Promter kullanıldığı da Cumhurbaşkanı Erdoğan'ın birçok soruya okur gibi cevap vermesinden, kitap gibi konuşmasından, göz takibinden fark ediliyordu.
Akış, noktası virgülüne ayarlanmış. Bu kadar çok belli edilirken iyi saklandığının, karşıdan görülmeyeceğinin düşünülmesi, bir kör nokta. Nasıl görülmez?
Hiç mi iktidardan şikayetçi, memnuniyetsiz vatandaş yok?
Bırakın soruları, sokak ropörtajlarında bile tek bir memnuniyetsizlik, olumsuzluk Cumhurbaşkanı'na hissettirilmedi. Başka bir kör nokta.
Sorular da cevaplar da bulutların üstünde geziyordu, gerçeküstü bir havadaydı.
Bu kadar güllük gülistanlık göstermenin mizansen duygusu uyandıracağı, 'tiyatro' eleştirilerine davetiye çıkaracağı, "TRT'nin Cumhurbaşkanı'na moral gecesi" gibi yansıtılacağı nasıl öngörülmez?
Erdoğan'ın popülaritesi, harbilik ve sahicilik algısına dayanıyor. O da kontra sorulara doğaçlama cevaplardaki başarısından geliyor. Bunun yok sayılması da ayrı bir kör nokta.

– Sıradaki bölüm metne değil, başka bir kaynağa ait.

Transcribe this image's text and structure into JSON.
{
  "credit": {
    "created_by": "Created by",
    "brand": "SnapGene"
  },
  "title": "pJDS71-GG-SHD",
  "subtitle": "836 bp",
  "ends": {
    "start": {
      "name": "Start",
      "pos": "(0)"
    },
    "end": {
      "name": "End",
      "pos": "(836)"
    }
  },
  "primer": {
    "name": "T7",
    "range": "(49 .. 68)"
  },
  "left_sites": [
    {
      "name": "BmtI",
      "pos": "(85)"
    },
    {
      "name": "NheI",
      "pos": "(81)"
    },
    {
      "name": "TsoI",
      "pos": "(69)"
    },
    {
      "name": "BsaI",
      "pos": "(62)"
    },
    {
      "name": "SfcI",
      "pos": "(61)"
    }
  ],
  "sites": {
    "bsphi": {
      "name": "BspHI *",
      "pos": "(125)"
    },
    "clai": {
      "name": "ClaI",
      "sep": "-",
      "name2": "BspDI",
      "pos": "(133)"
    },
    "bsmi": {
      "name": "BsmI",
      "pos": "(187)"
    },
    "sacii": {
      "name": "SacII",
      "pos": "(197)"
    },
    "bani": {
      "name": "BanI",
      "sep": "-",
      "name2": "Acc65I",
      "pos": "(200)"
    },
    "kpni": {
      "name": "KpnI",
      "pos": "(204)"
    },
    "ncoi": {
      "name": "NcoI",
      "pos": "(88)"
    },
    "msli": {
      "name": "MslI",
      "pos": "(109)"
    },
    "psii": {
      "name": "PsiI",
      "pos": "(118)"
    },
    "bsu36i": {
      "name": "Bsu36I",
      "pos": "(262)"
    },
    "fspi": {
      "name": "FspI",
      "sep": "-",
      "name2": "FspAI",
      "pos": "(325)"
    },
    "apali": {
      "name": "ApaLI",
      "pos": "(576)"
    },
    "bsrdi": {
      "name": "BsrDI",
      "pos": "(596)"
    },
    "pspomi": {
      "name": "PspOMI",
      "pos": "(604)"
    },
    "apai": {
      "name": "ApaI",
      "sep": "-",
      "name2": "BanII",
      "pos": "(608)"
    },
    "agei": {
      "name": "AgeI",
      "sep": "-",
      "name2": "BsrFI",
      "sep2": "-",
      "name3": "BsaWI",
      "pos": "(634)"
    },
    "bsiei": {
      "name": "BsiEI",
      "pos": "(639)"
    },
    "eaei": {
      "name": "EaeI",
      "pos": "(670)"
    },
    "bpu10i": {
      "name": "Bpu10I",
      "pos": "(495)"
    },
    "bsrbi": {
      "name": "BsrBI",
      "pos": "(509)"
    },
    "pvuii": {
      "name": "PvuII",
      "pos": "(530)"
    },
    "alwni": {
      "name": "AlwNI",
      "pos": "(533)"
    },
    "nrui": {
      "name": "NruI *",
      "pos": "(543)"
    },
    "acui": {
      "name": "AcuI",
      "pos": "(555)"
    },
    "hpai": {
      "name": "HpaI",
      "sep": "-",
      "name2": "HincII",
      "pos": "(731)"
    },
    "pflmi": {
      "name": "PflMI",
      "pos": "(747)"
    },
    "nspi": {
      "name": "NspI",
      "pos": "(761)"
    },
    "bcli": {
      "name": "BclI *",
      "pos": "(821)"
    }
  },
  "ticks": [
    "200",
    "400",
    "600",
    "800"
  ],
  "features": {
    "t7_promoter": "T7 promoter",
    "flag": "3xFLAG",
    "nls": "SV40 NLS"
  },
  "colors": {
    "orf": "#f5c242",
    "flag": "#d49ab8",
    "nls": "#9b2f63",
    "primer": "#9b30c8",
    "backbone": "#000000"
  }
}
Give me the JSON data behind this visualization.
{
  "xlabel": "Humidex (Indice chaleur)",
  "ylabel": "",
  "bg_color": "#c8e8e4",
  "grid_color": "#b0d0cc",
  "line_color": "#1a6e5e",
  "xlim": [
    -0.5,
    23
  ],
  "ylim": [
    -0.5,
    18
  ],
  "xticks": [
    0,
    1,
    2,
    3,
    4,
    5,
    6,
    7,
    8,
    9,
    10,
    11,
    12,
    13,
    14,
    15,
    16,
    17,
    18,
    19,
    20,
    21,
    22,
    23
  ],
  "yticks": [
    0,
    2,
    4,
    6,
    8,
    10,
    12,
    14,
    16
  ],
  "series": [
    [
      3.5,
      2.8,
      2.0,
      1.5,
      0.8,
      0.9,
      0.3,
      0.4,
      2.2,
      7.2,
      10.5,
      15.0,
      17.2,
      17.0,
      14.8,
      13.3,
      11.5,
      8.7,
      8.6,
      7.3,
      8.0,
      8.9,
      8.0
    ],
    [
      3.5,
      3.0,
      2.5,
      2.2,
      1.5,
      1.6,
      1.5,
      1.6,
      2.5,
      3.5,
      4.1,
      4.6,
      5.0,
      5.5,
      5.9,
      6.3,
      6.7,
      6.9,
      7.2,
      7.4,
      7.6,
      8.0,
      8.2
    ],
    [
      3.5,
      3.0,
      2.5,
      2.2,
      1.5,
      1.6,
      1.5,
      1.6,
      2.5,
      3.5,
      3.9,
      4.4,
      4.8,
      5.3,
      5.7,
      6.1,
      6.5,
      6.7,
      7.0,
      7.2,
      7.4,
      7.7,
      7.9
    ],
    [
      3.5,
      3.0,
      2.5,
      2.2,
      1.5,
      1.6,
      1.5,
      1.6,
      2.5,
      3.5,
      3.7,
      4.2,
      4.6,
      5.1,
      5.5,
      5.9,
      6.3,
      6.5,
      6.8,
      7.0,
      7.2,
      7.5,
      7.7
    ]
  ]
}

'Al gülüm ver gülüm, dostlar alış verişte görsün' tarzı bir yayın, kimseyi ne ikna eder ne de inandırıcı gelir.
Yapaylık, sunilik algısının Erdoğan'ın imajına zarar vereceği nasıl hesap edilmez?

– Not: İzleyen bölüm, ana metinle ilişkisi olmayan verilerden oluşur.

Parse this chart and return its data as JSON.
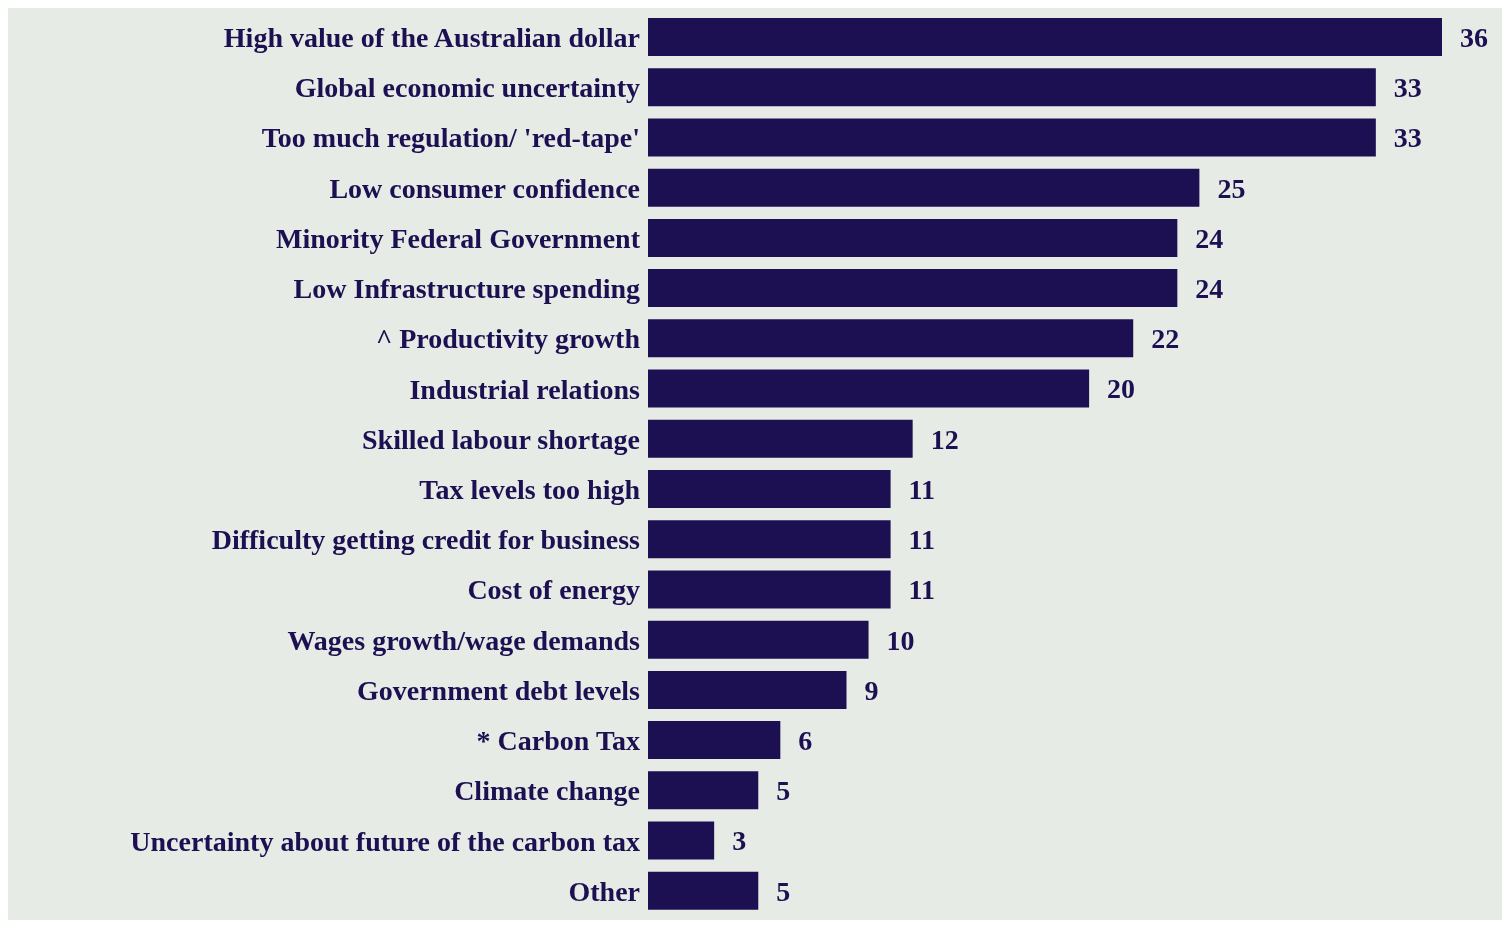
{
  "chart_data": {
    "type": "bar",
    "orientation": "horizontal",
    "categories": [
      "High value of the Australian dollar",
      "Global economic uncertainty",
      "Too much regulation/ 'red-tape'",
      "Low consumer confidence",
      "Minority Federal Government",
      "Low Infrastructure spending",
      "^ Productivity growth",
      "Industrial relations",
      "Skilled labour shortage",
      "Tax levels too high",
      "Difficulty getting credit for business",
      "Cost of energy",
      "Wages growth/wage demands",
      "Government debt levels",
      "* Carbon Tax",
      "Climate change",
      "Uncertainty about future of the carbon tax",
      "Other"
    ],
    "values": [
      36,
      33,
      33,
      25,
      24,
      24,
      22,
      20,
      12,
      11,
      11,
      11,
      10,
      9,
      6,
      5,
      3,
      5
    ],
    "color": "#1c1052",
    "data_labels": true,
    "grid": false,
    "legend": false
  }
}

Çalışılmış soru ve cevaplardaki tutarsızlıklarsa cabası...
Kılıçdaroğlu'nun, bu saatten sonra hala AK Parti'ye destek verenlere gayri milli demesinin mantıksızlığı soruldu mesela. Yerinde bir soruydu. Tabii çok fena bir kör noktası olmasa!
Cumhurbaşkanı ve AK Parti sözcülerinin de yıllardır sabah akşam CHP'lilere gayri milli dediği nasıl atlanır?